ウィンザー通信

アメリカ東海岸の小さな町で、米国人鍼灸師の夫&空ちゃん海ちゃんと暮らすピアノ弾き&教師の、日々の思いをつづります。

スポゥドの挑戦

2010年09月19日 | 音楽とわたし
引っ越しの手伝いの後、友人と会う約束のあるTと、友人のライブに行く予定のある我々は、それが偶然にも同じ通り上だったので一緒にマンハッタンに戻りました。

スポゥドは、このブログにもちょくちょく登場する、旦那の大学時代からの友人で、わたしの50才の誕生日に、大雨洪水警報が出ていたにも関わらずお祝いに来てくれて、彼の作り立てホヤホヤの、すてきなラブソングを歌ってくれたのでした。

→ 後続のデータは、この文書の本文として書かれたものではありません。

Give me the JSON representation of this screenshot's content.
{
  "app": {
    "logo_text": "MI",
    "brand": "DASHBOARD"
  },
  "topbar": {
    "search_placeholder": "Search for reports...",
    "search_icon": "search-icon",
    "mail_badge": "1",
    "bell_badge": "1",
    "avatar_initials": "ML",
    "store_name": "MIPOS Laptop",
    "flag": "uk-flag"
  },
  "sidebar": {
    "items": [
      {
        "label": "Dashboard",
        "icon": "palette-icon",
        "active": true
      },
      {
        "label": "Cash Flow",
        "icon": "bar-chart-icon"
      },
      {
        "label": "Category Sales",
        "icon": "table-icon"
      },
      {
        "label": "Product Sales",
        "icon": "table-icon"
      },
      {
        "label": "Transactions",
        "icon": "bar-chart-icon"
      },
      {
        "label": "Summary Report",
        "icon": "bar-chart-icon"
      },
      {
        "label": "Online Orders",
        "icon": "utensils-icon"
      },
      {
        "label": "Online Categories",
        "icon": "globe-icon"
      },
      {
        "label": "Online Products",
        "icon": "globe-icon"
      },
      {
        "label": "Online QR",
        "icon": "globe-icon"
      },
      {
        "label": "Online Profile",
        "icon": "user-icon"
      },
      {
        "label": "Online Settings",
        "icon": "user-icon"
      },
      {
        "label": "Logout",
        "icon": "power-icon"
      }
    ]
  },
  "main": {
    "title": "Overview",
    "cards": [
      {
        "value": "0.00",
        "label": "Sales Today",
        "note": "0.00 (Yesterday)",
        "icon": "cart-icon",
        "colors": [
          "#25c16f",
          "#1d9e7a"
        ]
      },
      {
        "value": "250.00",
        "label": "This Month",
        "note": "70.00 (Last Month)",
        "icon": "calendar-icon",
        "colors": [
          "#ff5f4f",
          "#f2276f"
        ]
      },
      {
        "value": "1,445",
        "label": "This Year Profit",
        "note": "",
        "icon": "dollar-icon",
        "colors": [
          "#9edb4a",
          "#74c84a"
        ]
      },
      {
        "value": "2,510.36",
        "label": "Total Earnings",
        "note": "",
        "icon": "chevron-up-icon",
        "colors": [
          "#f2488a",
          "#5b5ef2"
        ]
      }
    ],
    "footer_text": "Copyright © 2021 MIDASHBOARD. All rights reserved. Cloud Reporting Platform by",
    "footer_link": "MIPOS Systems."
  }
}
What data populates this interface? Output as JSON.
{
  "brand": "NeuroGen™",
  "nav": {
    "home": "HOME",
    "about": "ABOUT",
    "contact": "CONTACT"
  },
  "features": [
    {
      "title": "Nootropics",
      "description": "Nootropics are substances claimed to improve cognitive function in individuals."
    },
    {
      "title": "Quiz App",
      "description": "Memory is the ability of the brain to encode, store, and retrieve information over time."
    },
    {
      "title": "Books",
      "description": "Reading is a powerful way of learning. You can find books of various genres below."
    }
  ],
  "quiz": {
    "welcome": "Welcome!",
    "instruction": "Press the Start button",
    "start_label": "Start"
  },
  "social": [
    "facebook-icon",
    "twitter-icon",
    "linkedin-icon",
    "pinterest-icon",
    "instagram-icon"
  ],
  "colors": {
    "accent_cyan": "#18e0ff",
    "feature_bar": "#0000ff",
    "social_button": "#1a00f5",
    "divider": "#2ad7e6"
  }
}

「窓の外では雨がざあざあ降っている。そして僕の心の中には、君への愛があふれている」

この曲を彼のCDやライブで聞くたびに、あの日の、部屋の窓をつたう雨と、50才になった日を特別な日にしてくれた旦那の優しさと、酷い雨にも関わらず祝いにやって来てくれた友人や家族への感謝の気持ちがパアッと甦ってきます。
そして、地下が浸水し、何日もお湯も電気も使えなかった辛さと、翌日にTの大学の学部で乱射事件があり、どうしようもない怒りと哀しみと混乱に狼狽えたことも。

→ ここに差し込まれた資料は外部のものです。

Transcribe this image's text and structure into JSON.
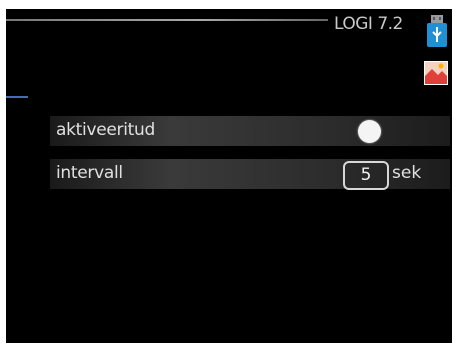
{
  "header": {
    "title": "LOGI 7.2"
  },
  "icons": {
    "usb": "usb-icon",
    "image": "image-icon"
  },
  "settings": {
    "rows": [
      {
        "label": "aktiveeritud",
        "control": "toggle",
        "state": "on"
      },
      {
        "label": "intervall",
        "value": "5",
        "unit": "sek"
      }
    ]
  },
  "colors": {
    "background": "#000000",
    "text": "#e0e0e0",
    "usb_accent": "#1f8fd6",
    "marker": "#4a6ab8"
  }
}
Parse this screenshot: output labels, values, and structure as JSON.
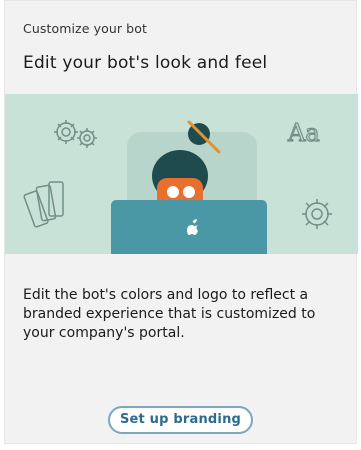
{
  "card": {
    "eyebrow": "Customize your bot",
    "title": "Edit your bot's look and feel",
    "description": "Edit the bot's colors and logo to reflect a branded experience that is customized to your company's portal.",
    "cta_label": "Set up branding",
    "illustration_text": "Aa"
  },
  "colors": {
    "illustration_bg": "#c9e2d8",
    "laptop": "#4a98a6",
    "hair": "#1f4b4f",
    "cta_text": "#2d6a8f",
    "cta_border": "#7aa6c0"
  },
  "icons": [
    "gear-icon",
    "gear-icon",
    "swatch-cards-icon",
    "font-aa-icon",
    "apple-logo-icon"
  ]
}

スポゥドは、普段は穏やかで物静かに話す男なのに、一旦舞台に立つと、すごいカリスマを感じさせるプロのシンガーソングライターです。
どうして彼がポピュラーにならないのか、それが本当に理解できません。
けれども今、彼にとって、とても大きなチャンスが到来しました。ミュージカルを6日間、マンハッタンの劇場で上演することになったのです!
それで今は、てんやわんやの大騒ぎで、準備や練習に必死なのですが、とにかくお金が足りません。それで、今夜は募金の協力のお願いも兼ねたライブになりました。

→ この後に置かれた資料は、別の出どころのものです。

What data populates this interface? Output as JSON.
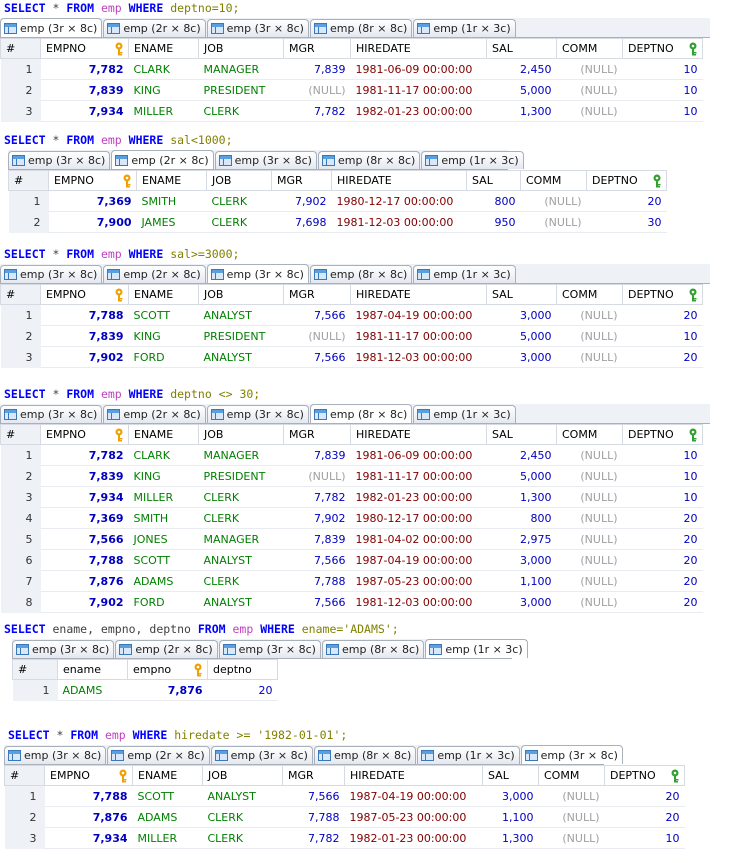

今夜の演奏は、いつにも増して研ぎ澄まされていました。メンバーとの息もぴったり。



「ピアノ弾きのまうみの前で弾きたくないんだけど」と、うちに来て披露してくれた、その時はまだ未完成だった歌もしっかりと出来上がっていました。



彼らの本番は、わたしのカーネギーの2日後。わたしも頑張るからね、あなたの苦労はわたしのなんかとは桁が違うけど、スポゥド、応援してるからね!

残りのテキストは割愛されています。